In discussing OS+AI, my oncologist straight up said, "Women hate it." I appreciated her honesty, though I was already familiar with the sentiment from my own research. From what I've read, there are so many potentially debilitating side effects from OS+AI that quality of life can be drastically reduced. A lot of women choose to stop taking an AI because they just can't stand it. But, it is the most aggressive treatment that has the highest likelihood of preventing recurrence. 

The articles also point out that the studies show that the benefits of OS+AI hold true only for women at "high risk" for recurrence; there doesn't seem to be any added benefit for women at "low risk". Again, I'm in that grey "intermediate" area. The fact that I'm getting chemotherapy at all nudges me into the "high risk" category. I'm not very young (< 35 years old), but I'm still considered "young", which is another risk factor. My tumors were small, but I had 3, so my body has some kind of environment conducive for cancer growth. I guess it's enough for my oncologist to want to err on the side of caution, and pursue the more aggressive treatment.

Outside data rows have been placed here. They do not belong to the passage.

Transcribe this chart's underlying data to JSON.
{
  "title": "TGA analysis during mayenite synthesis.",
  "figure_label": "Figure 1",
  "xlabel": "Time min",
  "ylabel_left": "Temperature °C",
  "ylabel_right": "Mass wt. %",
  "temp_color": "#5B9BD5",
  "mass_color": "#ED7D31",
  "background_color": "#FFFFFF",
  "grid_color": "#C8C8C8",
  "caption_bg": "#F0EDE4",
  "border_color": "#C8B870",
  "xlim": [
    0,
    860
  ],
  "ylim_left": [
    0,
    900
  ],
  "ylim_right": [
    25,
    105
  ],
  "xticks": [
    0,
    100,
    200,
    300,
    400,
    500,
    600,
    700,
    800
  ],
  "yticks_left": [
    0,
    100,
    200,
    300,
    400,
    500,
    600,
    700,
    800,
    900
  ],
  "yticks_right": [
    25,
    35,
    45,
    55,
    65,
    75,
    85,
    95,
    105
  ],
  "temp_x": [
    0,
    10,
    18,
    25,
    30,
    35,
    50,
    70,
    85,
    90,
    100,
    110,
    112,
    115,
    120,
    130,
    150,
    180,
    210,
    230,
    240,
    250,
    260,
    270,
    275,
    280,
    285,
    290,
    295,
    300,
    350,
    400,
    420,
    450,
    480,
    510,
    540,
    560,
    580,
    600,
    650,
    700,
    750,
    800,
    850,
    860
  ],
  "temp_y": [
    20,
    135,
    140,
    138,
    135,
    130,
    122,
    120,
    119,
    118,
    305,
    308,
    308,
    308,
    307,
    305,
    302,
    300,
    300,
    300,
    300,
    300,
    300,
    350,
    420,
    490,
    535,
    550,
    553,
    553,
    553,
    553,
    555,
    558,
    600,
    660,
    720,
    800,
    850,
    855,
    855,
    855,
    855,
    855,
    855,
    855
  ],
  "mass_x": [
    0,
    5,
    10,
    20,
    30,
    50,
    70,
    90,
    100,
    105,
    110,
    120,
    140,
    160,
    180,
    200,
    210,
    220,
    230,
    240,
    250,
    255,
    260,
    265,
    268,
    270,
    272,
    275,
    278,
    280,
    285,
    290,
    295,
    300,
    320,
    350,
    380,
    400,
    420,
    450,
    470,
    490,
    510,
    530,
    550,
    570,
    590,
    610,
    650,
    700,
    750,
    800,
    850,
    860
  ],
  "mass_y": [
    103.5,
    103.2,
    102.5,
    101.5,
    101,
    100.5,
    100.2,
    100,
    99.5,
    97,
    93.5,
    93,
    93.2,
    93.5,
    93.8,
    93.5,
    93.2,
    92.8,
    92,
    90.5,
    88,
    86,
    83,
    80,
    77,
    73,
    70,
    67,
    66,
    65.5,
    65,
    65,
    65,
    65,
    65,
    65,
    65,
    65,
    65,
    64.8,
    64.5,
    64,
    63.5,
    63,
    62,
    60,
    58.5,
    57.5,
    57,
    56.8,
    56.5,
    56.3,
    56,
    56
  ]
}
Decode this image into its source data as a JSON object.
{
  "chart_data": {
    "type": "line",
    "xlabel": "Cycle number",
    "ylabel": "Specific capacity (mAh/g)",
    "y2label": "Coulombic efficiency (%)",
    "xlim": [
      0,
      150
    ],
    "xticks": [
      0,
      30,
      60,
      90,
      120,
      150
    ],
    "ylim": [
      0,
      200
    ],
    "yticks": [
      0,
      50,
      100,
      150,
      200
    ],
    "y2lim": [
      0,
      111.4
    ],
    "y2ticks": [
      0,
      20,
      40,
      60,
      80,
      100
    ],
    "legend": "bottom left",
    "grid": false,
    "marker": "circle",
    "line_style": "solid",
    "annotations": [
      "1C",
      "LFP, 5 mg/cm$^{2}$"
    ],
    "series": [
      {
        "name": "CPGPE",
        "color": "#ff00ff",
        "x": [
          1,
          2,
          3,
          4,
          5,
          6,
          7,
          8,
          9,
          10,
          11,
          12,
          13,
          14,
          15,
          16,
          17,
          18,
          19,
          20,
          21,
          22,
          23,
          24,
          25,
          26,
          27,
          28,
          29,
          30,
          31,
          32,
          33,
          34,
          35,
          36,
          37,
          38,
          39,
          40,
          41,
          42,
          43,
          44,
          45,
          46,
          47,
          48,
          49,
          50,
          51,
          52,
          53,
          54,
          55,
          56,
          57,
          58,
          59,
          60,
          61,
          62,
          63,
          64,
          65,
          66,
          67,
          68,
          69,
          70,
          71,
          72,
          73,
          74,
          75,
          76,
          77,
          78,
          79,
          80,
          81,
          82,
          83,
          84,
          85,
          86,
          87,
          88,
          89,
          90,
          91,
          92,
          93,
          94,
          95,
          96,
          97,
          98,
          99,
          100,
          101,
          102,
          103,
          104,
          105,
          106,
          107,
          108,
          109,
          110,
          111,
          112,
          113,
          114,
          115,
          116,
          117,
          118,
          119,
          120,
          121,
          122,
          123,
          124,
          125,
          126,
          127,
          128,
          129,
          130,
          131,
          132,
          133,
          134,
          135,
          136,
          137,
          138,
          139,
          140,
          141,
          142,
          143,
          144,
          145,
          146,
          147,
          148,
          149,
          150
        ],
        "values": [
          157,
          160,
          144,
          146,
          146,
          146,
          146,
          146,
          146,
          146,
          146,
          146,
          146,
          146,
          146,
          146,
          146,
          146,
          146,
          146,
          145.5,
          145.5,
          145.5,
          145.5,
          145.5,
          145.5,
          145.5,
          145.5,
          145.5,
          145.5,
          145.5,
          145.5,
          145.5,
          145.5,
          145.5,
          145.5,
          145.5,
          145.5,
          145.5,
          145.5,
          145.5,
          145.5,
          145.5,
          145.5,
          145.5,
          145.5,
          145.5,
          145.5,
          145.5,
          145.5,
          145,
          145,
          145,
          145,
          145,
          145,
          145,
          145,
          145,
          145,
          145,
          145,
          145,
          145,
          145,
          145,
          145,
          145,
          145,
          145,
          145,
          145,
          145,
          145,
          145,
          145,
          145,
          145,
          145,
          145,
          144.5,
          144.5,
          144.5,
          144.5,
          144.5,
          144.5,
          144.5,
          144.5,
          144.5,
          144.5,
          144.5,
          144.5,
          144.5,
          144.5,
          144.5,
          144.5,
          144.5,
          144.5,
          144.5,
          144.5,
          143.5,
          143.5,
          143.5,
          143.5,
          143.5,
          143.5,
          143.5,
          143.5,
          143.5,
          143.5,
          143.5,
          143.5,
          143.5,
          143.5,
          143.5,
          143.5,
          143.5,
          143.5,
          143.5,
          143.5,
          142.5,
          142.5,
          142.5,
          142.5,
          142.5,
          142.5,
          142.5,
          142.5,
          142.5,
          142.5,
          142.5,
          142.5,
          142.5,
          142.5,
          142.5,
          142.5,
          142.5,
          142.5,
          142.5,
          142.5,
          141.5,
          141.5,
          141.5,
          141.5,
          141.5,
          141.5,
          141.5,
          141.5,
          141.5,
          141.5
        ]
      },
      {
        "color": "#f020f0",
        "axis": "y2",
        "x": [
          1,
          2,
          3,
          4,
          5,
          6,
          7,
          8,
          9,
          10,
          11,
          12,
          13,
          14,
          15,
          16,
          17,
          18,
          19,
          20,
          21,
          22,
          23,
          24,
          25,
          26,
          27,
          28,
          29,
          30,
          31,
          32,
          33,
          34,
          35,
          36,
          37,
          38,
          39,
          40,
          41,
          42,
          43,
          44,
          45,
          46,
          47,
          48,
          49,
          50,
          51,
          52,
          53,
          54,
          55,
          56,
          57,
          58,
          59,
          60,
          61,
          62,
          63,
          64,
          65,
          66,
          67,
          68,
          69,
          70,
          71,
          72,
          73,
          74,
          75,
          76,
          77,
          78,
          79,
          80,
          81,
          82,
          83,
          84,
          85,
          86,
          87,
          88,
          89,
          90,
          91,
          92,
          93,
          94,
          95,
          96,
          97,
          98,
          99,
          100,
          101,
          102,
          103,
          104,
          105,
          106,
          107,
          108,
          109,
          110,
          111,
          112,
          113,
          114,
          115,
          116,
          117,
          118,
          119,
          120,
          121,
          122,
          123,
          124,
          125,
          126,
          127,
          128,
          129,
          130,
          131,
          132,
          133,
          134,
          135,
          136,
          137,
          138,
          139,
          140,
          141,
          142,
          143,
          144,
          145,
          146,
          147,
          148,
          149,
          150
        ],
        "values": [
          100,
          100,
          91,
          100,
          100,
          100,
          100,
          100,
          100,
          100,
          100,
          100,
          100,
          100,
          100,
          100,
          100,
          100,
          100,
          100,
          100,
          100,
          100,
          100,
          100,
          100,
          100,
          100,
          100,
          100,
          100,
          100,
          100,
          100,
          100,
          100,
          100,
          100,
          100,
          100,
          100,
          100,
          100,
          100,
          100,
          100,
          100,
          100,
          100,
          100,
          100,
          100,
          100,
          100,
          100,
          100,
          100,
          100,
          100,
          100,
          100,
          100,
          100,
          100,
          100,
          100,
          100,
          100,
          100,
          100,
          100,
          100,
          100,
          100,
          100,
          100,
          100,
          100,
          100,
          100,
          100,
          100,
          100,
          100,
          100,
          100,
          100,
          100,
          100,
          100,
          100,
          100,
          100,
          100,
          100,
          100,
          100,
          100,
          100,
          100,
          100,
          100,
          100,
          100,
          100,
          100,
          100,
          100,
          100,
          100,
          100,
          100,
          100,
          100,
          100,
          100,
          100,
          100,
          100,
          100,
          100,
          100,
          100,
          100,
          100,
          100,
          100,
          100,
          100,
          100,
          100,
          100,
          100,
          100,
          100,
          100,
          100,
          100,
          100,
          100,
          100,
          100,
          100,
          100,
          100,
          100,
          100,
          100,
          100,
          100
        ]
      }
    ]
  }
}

It occurs to me that if I'm recommended for the most aggressive treatment, and if side effects really are unbearable, I can always switch to Tamoxifen. It may not be as effective, but it's still effective. Tamoxifen, of course, has its own list of side effects, but apparently they tend to be more manageable than those from aromatase inhibitors. 

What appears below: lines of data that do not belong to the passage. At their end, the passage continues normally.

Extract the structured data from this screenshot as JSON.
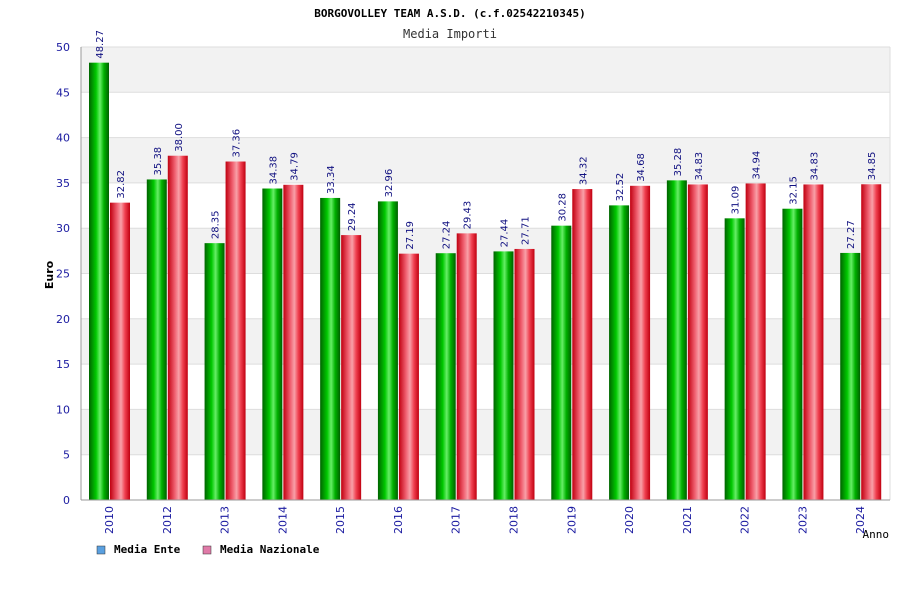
{
  "chart_data": {
    "type": "bar",
    "title": "BORGOVOLLEY TEAM A.S.D. (c.f.02542210345)",
    "subtitle": "Media Importi",
    "xlabel": "Anno",
    "ylabel": "Euro",
    "ylim": [
      0,
      50
    ],
    "yticks": [
      "0",
      "5",
      "10",
      "15",
      "20",
      "25",
      "30",
      "35",
      "40",
      "45",
      "50"
    ],
    "categories": [
      "2010",
      "2012",
      "2013",
      "2014",
      "2015",
      "2016",
      "2017",
      "2018",
      "2019",
      "2020",
      "2021",
      "2022",
      "2023",
      "2024"
    ],
    "series": [
      {
        "name": "Media Ente",
        "color": "#00b400",
        "values": [
          48.27,
          35.38,
          28.35,
          34.38,
          33.34,
          32.96,
          27.24,
          27.44,
          30.28,
          32.52,
          35.28,
          31.09,
          32.15,
          27.27
        ],
        "labels": [
          "48.27",
          "35.38",
          "28.35",
          "34.38",
          "33.34",
          "32.96",
          "27.24",
          "27.44",
          "30.28",
          "32.52",
          "35.28",
          "31.09",
          "32.15",
          "27.27"
        ]
      },
      {
        "name": "Media Nazionale",
        "color": "#e8202a",
        "values": [
          32.82,
          38.0,
          37.36,
          34.79,
          29.24,
          27.19,
          29.43,
          27.71,
          34.32,
          34.68,
          34.83,
          34.94,
          34.83,
          34.85
        ],
        "labels": [
          "32.82",
          "38.00",
          "37.36",
          "34.79",
          "29.24",
          "27.19",
          "29.43",
          "27.71",
          "34.32",
          "34.68",
          "34.83",
          "34.94",
          "34.83",
          "34.85"
        ]
      }
    ],
    "legend": {
      "placement": "bottom-left",
      "items": [
        {
          "label": "Media Ente",
          "color": "#5aa0e0"
        },
        {
          "label": "Media Nazionale",
          "color": "#e07aa8"
        }
      ]
    },
    "grid": true
  }
}
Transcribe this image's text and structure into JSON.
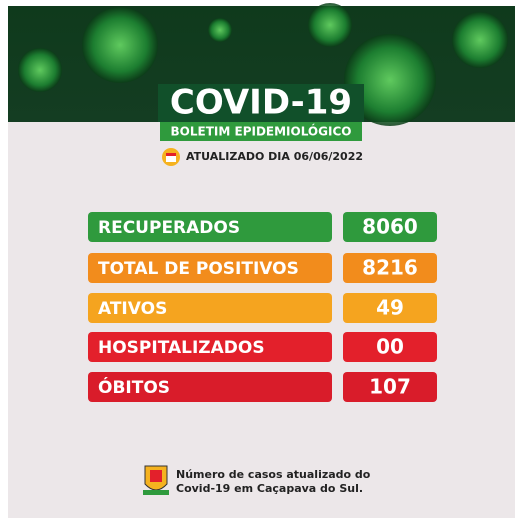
{
  "header": {
    "title": "COVID-19",
    "subtitle": "BOLETIM EPIDEMIOLÓGICO",
    "updated": "ATUALIZADO DIA 06/06/2022"
  },
  "rows": [
    {
      "label": "RECUPERADOS",
      "value": "8060",
      "color": "#2f9a3d"
    },
    {
      "label": "TOTAL DE POSITIVOS",
      "value": "8216",
      "color": "#f28c1c"
    },
    {
      "label": "ATIVOS",
      "value": "49",
      "color": "#f5a41f"
    },
    {
      "label": "HOSPITALIZADOS",
      "value": "00",
      "color": "#e3202b"
    },
    {
      "label": "ÓBITOS",
      "value": "107",
      "color": "#d91c2a"
    }
  ],
  "footer": {
    "lines": [
      "Número de casos atualizado do",
      "Covid-19 em Caçapava do Sul."
    ]
  }
}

Thursday, December 5, 2019

12/5/19: Cycle 9 Side Effects

Side effects remain consistent, though I've actually been feeling more tired than usual.

I think it's partly because I haven't been exercising as much. My goal is to exercise (usually that means walking) at least 30 minutes a day at least 5 days a week. But last week I didn't walk on my usual days, first because of my port appointment, and then because we were busy with Thanksgiving. This week I skipped a couple days, too. It was too cold and snowy to walk on some days, and I could have used our indoor stationary bike, but I just felt too tired. Or maybe I was unmotivated. I remember my physical therapist telling me that "movement begets movement", especially during chemotherapy, and that the opposite is also true, i.e., being inactive makes you more likely to stay inactive. Anyway, I need to try harder to keep up with my exercising!

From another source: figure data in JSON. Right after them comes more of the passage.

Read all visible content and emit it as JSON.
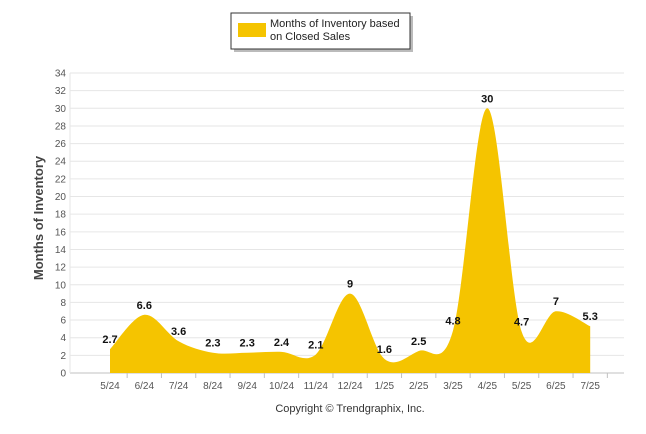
{
  "chart_data": {
    "type": "area",
    "categories": [
      "5/24",
      "6/24",
      "7/24",
      "8/24",
      "9/24",
      "10/24",
      "11/24",
      "12/24",
      "1/25",
      "2/25",
      "3/25",
      "4/25",
      "5/25",
      "6/25",
      "7/25"
    ],
    "series": [
      {
        "name": "Months of Inventory based on Closed Sales",
        "values": [
          2.7,
          6.6,
          3.6,
          2.3,
          2.3,
          2.4,
          2.1,
          9,
          1.6,
          2.5,
          4.8,
          30,
          4.7,
          7,
          5.3
        ],
        "labels": [
          "2.7",
          "6.6",
          "3.6",
          "2.3",
          "2.3",
          "2.4",
          "2.1",
          "9",
          "1.6",
          "2.5",
          "4.8",
          "30",
          "4.7",
          "7",
          "5.3"
        ]
      }
    ],
    "legend_lines": [
      "Months of Inventory based",
      "on Closed Sales"
    ],
    "ylabel": "Months of Inventory",
    "ylim": [
      0,
      34
    ],
    "yticks": [
      "0",
      "2",
      "4",
      "6",
      "8",
      "10",
      "12",
      "14",
      "16",
      "18",
      "20",
      "22",
      "24",
      "26",
      "28",
      "30",
      "32",
      "34"
    ],
    "grid": true,
    "legend_position": "top-center",
    "colors": {
      "series": "#F5C400",
      "grid": "#E6E6E6",
      "axis": "#C0C0C0"
    }
  },
  "footer": {
    "copyright": "Copyright © Trendgraphix, Inc."
  }
}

I also haven't been sleeping as well, maybe because I haven't been exercising enough. But I've also been waking up warm in the middle of the night. I don't think they're hot flashes, because it's not like I'm sweating or anything. Maybe we just need to adjust the thermostat.

Or maybe it's just all the chemo catching up to me. I really felt like I started this whole business with a pretty good attitude, but I have to say, after 9 weeks of it, and 3 more to go, it's kind of feeling like a slog.

A couple people have asked me if I'm planning to throw an end-of-chemo party. Nope. First, I'm not really a party person. But also, I'm not sure I'll feel like celebrating. Yes, it'll definitely be good to be finished with chemo! But I will still be getting targeted therapy via port infusions every 3 weeks for the rest of a year. Plus I will still have ongoing hormone therapy, including a daily pill, with all its own side effects, starting after chemo ends. And it's not like all my chemo side effects will suddenly disappear; I have read that it can take weeks, in some cases months, to feel "normal" again after chemo ends. The hair alone can take months just to start growing back, and then it'll take even longer to actually grow to a desirable length. The day I can stop wearing hats, maybe that will be a good day to celebrate.